Highlighting that deep neural networks can be trained to perform specific tasks, researchers say they have played a pivotal role in helping scientists understand how our brain perceives the things we see.
“Although deep networks have evolved significantly over the last decade, they are nowhere near performing as well as the human brain is still in perceived visual cues. In a recent study, SP Arun, an associate professor at CNS, and his team have compared the various qualitative properties of these deep networks with those of the human brain, ”IISc said in a statement.
Deep networks, while a good model for understanding how the human brain visualizes objects, work differently from the latter, IISc says, adding that while complex computation may be trivial, some tasks can It is relatively easy for humans to find these networks difficult. complete.
“In the current study, published in Communicating NatureArun and his team sought to understand what visual tasks these networks can naturally perform by virtue of their architecture, and which require further training. The team studied 13 different perceptual effects and uncovered unprecedented qualitative differences between deep networks and the human brain, ”the statement reads.
An example, IISc says, was the Thatcher effect – a phenomenon where human beings find it easier to recognize local feature changes in an upright image, but this becomes difficult when the image is flipped upside down.
Deep networks trained to recognize upright faces showed Thatcher’s effect compared to networks trained in object recognition. Other visual properties of the human brain, called mirror confusion, were tested on these networks. For humans, mirror reflections along the vertical axis appear more similar than those along the horizontal axis. The researchers found that deep networks also show stronger confusion mirror for vertically reflected images compared to horizontally reflected images.
“Another phenomenon unique to the human brain is that it focuses on finer details first. This is known as the impact of global advantage. For example, in an image of a tree, our brain would first see the tree as a whole before noticing the details of the leaves in it, ”explains Georgin Jacob, first author and PhD student at CNS.
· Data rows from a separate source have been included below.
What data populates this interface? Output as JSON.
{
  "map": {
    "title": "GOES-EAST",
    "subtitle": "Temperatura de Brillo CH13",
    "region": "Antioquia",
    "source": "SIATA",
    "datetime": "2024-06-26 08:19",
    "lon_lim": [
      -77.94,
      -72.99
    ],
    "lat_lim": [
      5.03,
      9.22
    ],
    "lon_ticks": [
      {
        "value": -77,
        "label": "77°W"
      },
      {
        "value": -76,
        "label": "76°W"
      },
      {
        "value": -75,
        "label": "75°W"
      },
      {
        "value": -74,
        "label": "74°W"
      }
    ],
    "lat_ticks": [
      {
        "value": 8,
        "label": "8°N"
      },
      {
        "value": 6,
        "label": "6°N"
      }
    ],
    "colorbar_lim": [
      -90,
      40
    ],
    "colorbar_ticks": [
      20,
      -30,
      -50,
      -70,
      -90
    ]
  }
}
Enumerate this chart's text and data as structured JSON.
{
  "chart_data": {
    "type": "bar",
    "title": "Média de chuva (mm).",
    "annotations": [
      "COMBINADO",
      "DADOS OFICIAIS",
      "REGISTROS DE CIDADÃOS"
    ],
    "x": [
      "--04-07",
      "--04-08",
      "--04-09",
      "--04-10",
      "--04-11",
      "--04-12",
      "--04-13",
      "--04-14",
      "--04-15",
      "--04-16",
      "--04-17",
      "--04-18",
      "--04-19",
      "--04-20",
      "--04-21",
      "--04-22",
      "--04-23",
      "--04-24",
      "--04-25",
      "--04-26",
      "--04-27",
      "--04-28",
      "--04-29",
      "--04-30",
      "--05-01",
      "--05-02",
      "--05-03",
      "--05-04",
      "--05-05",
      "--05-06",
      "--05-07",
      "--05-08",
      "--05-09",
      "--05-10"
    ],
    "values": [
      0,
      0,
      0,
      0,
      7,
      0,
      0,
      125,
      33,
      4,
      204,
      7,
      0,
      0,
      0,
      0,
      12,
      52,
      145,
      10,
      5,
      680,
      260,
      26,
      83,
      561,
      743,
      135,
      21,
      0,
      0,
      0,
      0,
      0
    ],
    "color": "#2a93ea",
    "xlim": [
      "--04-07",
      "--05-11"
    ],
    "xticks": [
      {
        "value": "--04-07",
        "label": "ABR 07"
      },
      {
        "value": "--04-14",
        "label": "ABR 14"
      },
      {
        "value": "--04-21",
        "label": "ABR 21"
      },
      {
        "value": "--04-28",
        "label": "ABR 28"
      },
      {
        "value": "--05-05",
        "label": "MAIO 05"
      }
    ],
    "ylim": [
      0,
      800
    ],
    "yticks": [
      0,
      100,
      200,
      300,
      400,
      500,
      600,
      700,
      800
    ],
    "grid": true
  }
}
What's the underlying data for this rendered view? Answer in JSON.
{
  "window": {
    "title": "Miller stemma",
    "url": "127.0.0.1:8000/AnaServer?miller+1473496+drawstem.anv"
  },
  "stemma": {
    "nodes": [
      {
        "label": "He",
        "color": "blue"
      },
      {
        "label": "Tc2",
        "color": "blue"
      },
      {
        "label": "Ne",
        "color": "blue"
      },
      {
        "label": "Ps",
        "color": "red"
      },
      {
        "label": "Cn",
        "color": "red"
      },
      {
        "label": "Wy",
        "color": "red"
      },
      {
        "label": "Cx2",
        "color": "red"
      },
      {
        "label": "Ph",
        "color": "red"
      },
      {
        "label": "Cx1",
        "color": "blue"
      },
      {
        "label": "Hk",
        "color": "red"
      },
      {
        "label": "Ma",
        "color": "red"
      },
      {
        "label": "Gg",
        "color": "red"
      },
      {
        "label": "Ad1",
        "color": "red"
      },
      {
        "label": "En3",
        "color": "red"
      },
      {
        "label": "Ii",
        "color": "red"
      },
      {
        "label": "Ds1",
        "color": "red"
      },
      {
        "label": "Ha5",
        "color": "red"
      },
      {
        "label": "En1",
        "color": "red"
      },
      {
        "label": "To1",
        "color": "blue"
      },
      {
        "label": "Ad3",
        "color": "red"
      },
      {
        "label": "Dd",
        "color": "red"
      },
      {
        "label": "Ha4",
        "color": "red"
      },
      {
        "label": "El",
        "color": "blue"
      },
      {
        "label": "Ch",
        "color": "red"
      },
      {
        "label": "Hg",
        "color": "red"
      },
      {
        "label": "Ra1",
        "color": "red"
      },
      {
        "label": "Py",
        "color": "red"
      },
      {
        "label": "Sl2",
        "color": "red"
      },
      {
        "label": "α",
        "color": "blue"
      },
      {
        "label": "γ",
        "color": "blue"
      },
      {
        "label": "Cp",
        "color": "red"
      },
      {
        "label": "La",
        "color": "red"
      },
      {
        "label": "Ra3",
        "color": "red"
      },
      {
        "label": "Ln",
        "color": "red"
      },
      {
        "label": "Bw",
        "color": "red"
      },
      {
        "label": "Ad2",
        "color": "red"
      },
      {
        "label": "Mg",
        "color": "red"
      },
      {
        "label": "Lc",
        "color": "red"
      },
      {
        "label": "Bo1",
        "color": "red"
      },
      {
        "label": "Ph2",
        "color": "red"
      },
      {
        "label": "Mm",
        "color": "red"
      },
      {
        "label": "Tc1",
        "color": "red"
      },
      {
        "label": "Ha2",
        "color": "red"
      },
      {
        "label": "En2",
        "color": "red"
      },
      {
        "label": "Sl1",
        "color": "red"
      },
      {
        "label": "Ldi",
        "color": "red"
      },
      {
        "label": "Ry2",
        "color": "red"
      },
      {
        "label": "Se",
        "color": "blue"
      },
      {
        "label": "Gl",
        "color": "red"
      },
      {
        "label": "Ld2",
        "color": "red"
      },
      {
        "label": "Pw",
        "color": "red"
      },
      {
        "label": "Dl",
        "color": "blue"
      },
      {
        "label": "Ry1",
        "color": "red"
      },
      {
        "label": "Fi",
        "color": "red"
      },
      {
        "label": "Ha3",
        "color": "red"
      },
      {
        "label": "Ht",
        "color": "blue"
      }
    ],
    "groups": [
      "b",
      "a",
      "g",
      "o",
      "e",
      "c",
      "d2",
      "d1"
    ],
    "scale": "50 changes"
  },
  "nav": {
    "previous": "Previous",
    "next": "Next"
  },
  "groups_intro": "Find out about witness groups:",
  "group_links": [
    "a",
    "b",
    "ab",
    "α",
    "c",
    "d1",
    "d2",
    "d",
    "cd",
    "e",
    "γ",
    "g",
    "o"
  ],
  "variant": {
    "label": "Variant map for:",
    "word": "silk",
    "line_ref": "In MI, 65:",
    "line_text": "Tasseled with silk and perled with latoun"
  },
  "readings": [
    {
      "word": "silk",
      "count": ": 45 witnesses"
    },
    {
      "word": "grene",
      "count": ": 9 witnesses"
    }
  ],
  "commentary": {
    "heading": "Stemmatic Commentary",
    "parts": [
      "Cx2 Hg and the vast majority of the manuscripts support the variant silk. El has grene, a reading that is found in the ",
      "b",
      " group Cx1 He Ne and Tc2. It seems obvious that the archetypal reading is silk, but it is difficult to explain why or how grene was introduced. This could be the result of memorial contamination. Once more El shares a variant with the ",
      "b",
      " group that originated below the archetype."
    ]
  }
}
Amazingly, he said, neural networks showed local advantage. This means that, unlike the brain, the networks focus on the finer details of an image first. Thus, although these neural networks and the human brain perform the same object recognition tasks, the steps followed by the two are very different.
Arun, the study’s senior author, says recognizing these differences can push researchers closer to making these networks more brain-like. Such analyzes can help researchers build more robust neural networks that not only perform better but are also immune to “adversarial attacks” that aim to derail them.